I have previously complained about how badly most tutorials are written. But can I take my own advice? I know some really smart people who have never actually coded but find they would like to do so— how would I advise them to get started?

Draft Outline for what I consider a “Good Tutorial”

  • Start with a clear purpose statement for the tutorial — why would one want to take it?
  • Identify the absolute minimum prerequisites, provide a link to a super-simple tutorial on those subjects.
  • Do a quick check that things are set up.
  • List and clearly state a short list of key principles or _conceptual distinctions _that one needs to understand to produce something useful, with a link to the page in the official manual with more details.
  • Include the simplest possible examples of code — free from dependencies or extraneous styling.
  • Provide a “problem set” in order to learn by doing.
  • Keep the tutorial open for comments and improvements!
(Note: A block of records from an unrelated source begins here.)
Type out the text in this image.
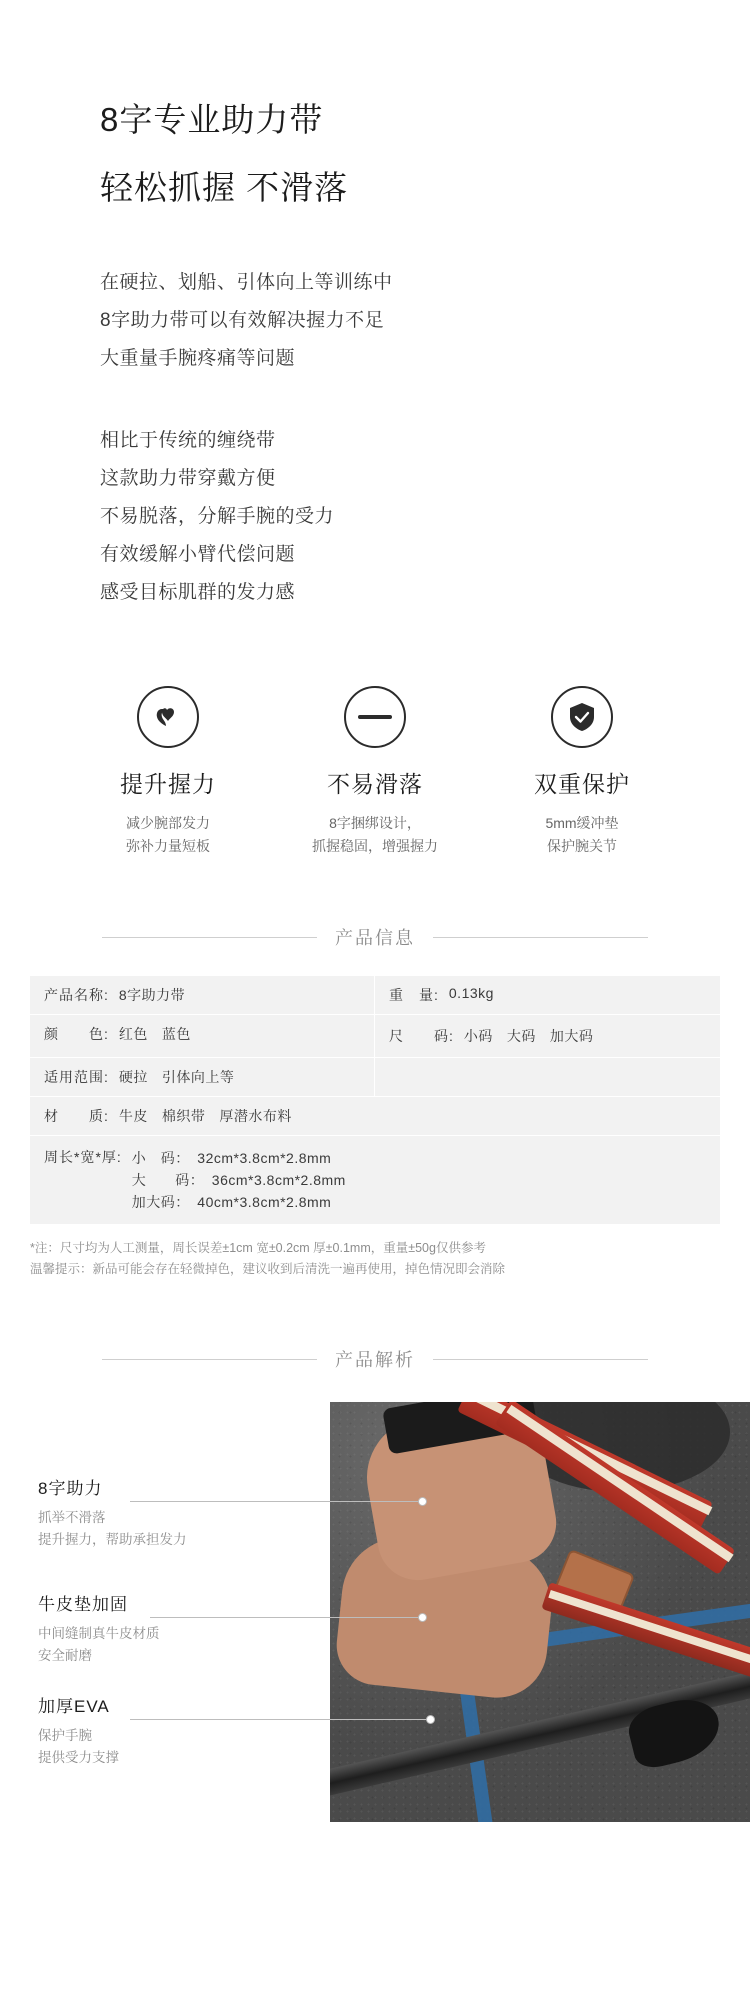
8字专业助力带
轻松抓握 不滑落

在硬拉、划船、引体向上等训练中

8字助力带可以有效解决握力不足

大重量手腕疼痛等问题

相比于传统的缠绕带

这款助力带穿戴方便

不易脱落，分解手腕的受力

有效缓解小臂代偿问题

感受目标肌群的发力感

提升握力
减少腕部发力
弥补力量短板
不易滑落
8字捆绑设计，
抓握稳固，增强握力
双重保护
5mm缓冲垫
保护腕关节
产品信息
产品名称: 8字助力带	重　量: 0.13kg
颜　　色: 红色 蓝色	尺　　码: 小码 大码 加大码
适用范围: 硬拉 引体向上等
材　　质: 牛皮 棉织带 厚潜水布料
周长*宽*厚: 小　码：　32cm*3.8cm*2.8mm
大　　码：　36cm*3.8cm*2.8mm
加大码：　40cm*3.8cm*2.8mm
*注：尺寸均为人工测量，周长误差±1cm 宽±0.2cm 厚±0.1mm，重量±50g仅供参考
温馨提示：新品可能会存在轻微掉色，建议收到后清洗一遍再使用，掉色情况即会消除
产品解析
8字助力
抓举不滑落
提升握力，帮助承担发力
牛皮垫加固
中间缝制真牛皮材质
安全耐磨
加厚EVA
保护手腕
提供受力支撑
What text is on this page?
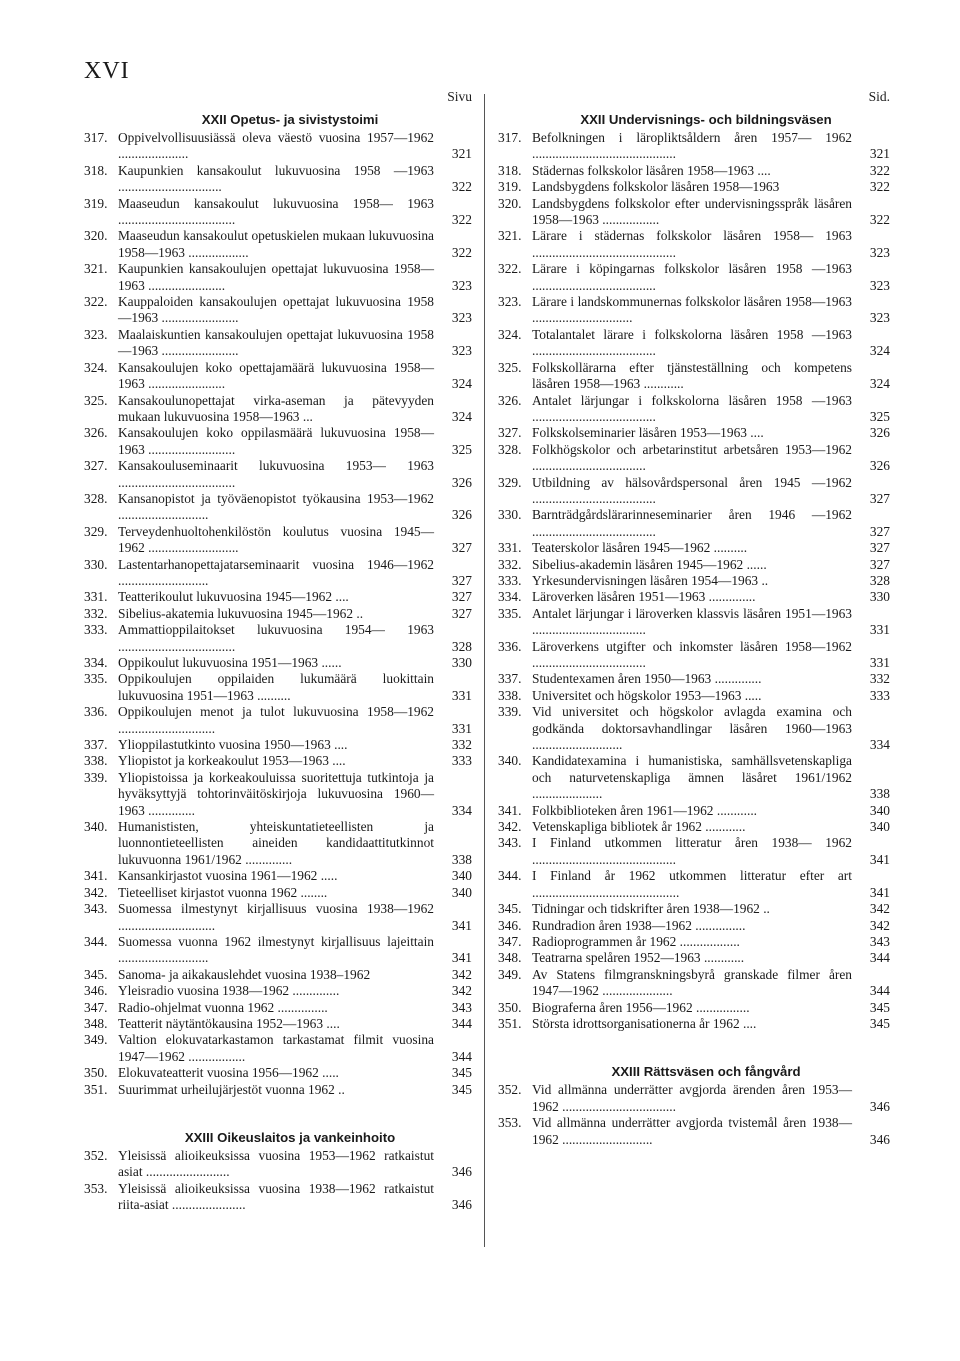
XVI
Sivu
XXII Opetus- ja sivistystoimi
317. Oppivelvollisuusiässä oleva väestö vuosina 1957—1962 .....................	321
318. Kaupunkien kansakoulut lukuvuosina 1958 —1963 ...............................	322
319. Maaseudun kansakoulut lukuvuosina 1958— 1963 ...................................	322
320. Maaseudun kansakoulut opetuskielen mukaan lukuvuosina 1958—1963 ..................	322
321. Kaupunkien kansakoulujen opettajat lukuvuosina 1958—1963 .......................	323
322. Kauppaloiden kansakoulujen opettajat lukuvuosina 1958—1963 .......................	323
323. Maalaiskuntien kansakoulujen opettajat lukuvuosina 1958—1963 .......................	323
324. Kansakoulujen koko opettajamäärä lukuvuosina 1958—1963 .......................	324
325. Kansakoulunopettajat virka-aseman ja pätevyyden mukaan lukuvuosina 1958—1963 ...	324
326. Kansakoulujen koko oppilasmäärä lukuvuosina 1958—1963 ..........................	325
327. Kansakouluseminaarit lukuvuosina 1953— 1963 ...................................	326
328. Kansanopistot ja työväenopistot työkausina 1953—1962 ...........................	326
329. Terveydenhuoltohenkilöstön koulutus vuosina 1945—1962 ...........................	327
330. Lastentarhanopettajatarseminaarit vuosina 1946—1962 ...........................	327
331. Teatterikoulut lukuvuosina 1945—1962 ....	327
332. Sibelius-akatemia lukuvuosina 1945—1962 ..	327
333. Ammattioppilaitokset lukuvuosina 1954— 1963 ...................................	328
334. Oppikoulut lukuvuosina 1951—1963 ......	330
335. Oppikoulujen oppilaiden lukumäärä luokittain lukuvuosina 1951—1963 ..........	331
336. Oppikoulujen menot ja tulot lukuvuosina 1958—1962 .............................	331
337. Ylioppilastutkinto vuosina 1950—1963 ....	332
338. Yliopistot ja korkeakoulut 1953—1963 ....	333
339. Yliopistoissa ja korkeakouluissa suoritettuja tutkintoja ja hyväksyttyjä tohtorinväitöskirjoja lukuvuosina 1960—1963 ..............	334
340. Humanististen, yhteiskuntatieteellisten ja luonnontieteellisten aineiden kandidaattitutkinnot lukuvuonna 1961/1962 ..............	338
341. Kansankirjastot vuosina 1961—1962 .....	340
342. Tieteelliset kirjastot vuonna 1962 ........	340
343. Suomessa ilmestynyt kirjallisuus vuosina 1938—1962 .............................	341
344. Suomessa vuonna 1962 ilmestynyt kirjallisuus lajeittain ...........................	341
345. Sanoma- ja aikakauslehdet vuosina 1938–1962	342
346. Yleisradio vuosina 1938—1962 ..............	342
347. Radio-ohjelmat vuonna 1962 ...............	343
348. Teatterit näytäntökausina 1952—1963 ....	344
349. Valtion elokuvatarkastamon tarkastamat filmit vuosina 1947—1962 .................	344
350. Elokuvateatterit vuosina 1956—1962 .....	345
351. Suurimmat urheilujärjestöt vuonna 1962 ..	345
XXIII Oikeuslaitos ja vankeinhoito
352. Yleisissä alioikeuksissa vuosina 1953—1962 ratkaistut asiat .........................	346
353. Yleisissä alioikeuksissa vuosina 1938—1962 ratkaistut riita-asiat ......................	346
Sid.
XXII Undervisnings- och bildningsväsen
317. Befolkningen i läropliktsåldern åren 1957— 1962 ...........................................	321
318. Städernas folkskolor läsåren 1958—1963 ....	322
319. Landsbygdens folkskolor läsåren 1958—1963	322
320. Landsbygdens folkskolor efter undervisningsspråk läsåren 1958—1963 .................	322
321. Lärare i städernas folkskolor läsåren 1958— 1963 ...........................................	323
322. Lärare i köpingarnas folkskolor läsåren 1958 —1963 .....................................	323
323. Lärare i landskommunernas folkskolor läsåren 1958—1963 ..............................	323
324. Totalantalet lärare i folkskolorna läsåren 1958 —1963 .....................................	324
325. Folkskollärarna efter tjänsteställning och kompetens läsåren 1958—1963 ............	324
326. Antalet lärjungar i folkskolorna läsåren 1958 —1963 .....................................	325
327. Folkskolseminarier läsåren 1953—1963 ....	326
328. Folkhögskolor och arbetarinstitut arbetsåren 1953—1962 ..................................	326
329. Utbildning av hälsovårdspersonal åren 1945 —1962 .....................................	327
330. Barnträdgårdslärarinneseminarier åren 1946 —1962 .....................................	327
331. Teaterskolor läsåren 1945—1962 ..........	327
332. Sibelius-akademin läsåren 1945—1962 ......	327
333. Yrkesundervisningen läsåren 1954—1963 ..	328
334. Läroverken läsåren 1951—1963 ..............	330
335. Antalet lärjungar i läroverken klassvis läsåren 1951—1963 ..................................	331
336. Läroverkens utgifter och inkomster läsåren 1958—1962 ..................................	331
337. Studentexamen åren 1950—1963 ..............	332
338. Universitet och högskolor 1953—1963 .....	333
339. Vid universitet och högskolor avlagda examina och godkända doktorsavhandlingar läsåren 1960—1963 ...........................	334
340. Kandidatexamina i humanistiska, samhällsvetenskapliga och naturvetenskapliga ämnen läsåret 1961/1962 .....................	338
341. Folkbiblioteken åren 1961—1962 ............	340
342. Vetenskapliga bibliotek år 1962 ............	340
343. I Finland utkommen litteratur åren 1938— 1962 ...........................................	341
344. I Finland år 1962 utkommen litteratur efter art ............................................	341
345. Tidningar och tidskrifter åren 1938—1962 ..	342
346. Rundradion åren 1938—1962 ...............	342
347. Radioprogrammen år 1962 ..................	343
348. Teatrarna spelåren 1952—1963 ............	344
349. Av Statens filmgranskningsbyrå granskade filmer åren 1947—1962 .....................	344
350. Biograferna åren 1956—1962 ................	345
351. Största idrottsorganisationerna år 1962 ....	345
XXIII Rättsväsen och fångvård
352. Vid allmänna underrätter avgjorda ärenden åren 1953—1962 ..................................	346
353. Vid allmänna underrätter avgjorda tvistemål åren 1938—1962 ...........................	346
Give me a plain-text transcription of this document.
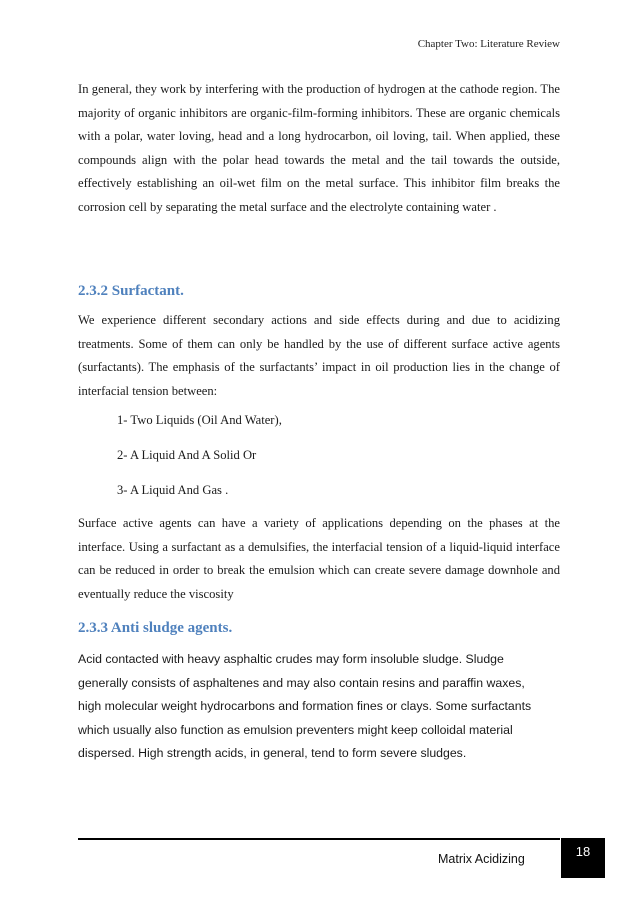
Chapter Two: Literature Review

In general, they work by interfering with the production of hydrogen at the cathode region. The majority of organic inhibitors are organic-film-forming inhibitors. These are organic chemicals with a polar, water loving, head and a long hydrocarbon, oil loving, tail. When applied, these compounds align with the polar head towards the metal and the tail towards the outside, effectively establishing an oil-wet film on the metal surface. This inhibitor film breaks the corrosion cell by separating the metal surface and the electrolyte containing water .

2.3.2 Surfactant.

We experience different secondary actions and side effects during and due to acidizing treatments. Some of them can only be handled by the use of different surface active agents (surfactants). The emphasis of the surfactants’ impact in oil production lies in the change of interfacial tension between:

1- Two Liquids (Oil And Water),
2- A Liquid And A Solid Or
3- A Liquid And Gas .

Surface active agents can have a variety of applications depending on the phases at the interface. Using a surfactant as a demulsifies, the interfacial tension of a liquid-liquid interface can be reduced in order to break the emulsion which can create severe damage downhole and eventually reduce the viscosity

2.3.3 Anti sludge agents.

Acid contacted with heavy asphaltic crudes may form insoluble sludge. Sludge generally consists of asphaltenes and may also contain resins and paraffin waxes, high molecular weight hydrocarbons and formation fines or clays. Some surfactants which usually also function as emulsion preventers might keep colloidal material dispersed. High strength acids, in general, tend to form severe sludges.

Matrix Acidizing	18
So — please let me know if this one could be better.

Purpose of THIS tutorial

  • To provide bright beginners the basic knowledge to create their first dynamic web applications in PHP (Part 1), how to get pages to communicate with each other (Part 2) and how to get your pages to carry out database queries (Part 3).
  • To focus on one, simple way to code. Even in PHP there are LOTS of ways to do things. There are entirely different paradigms of coding that you’ve probably heard people argue about. This tutorial uses the “Procedural” and “Functional” paradigms because I think they are simpler to learn — as distinct from the OOP: the Object-Oriented paradigm. You’ll see a bit of OOP when we refer to databases.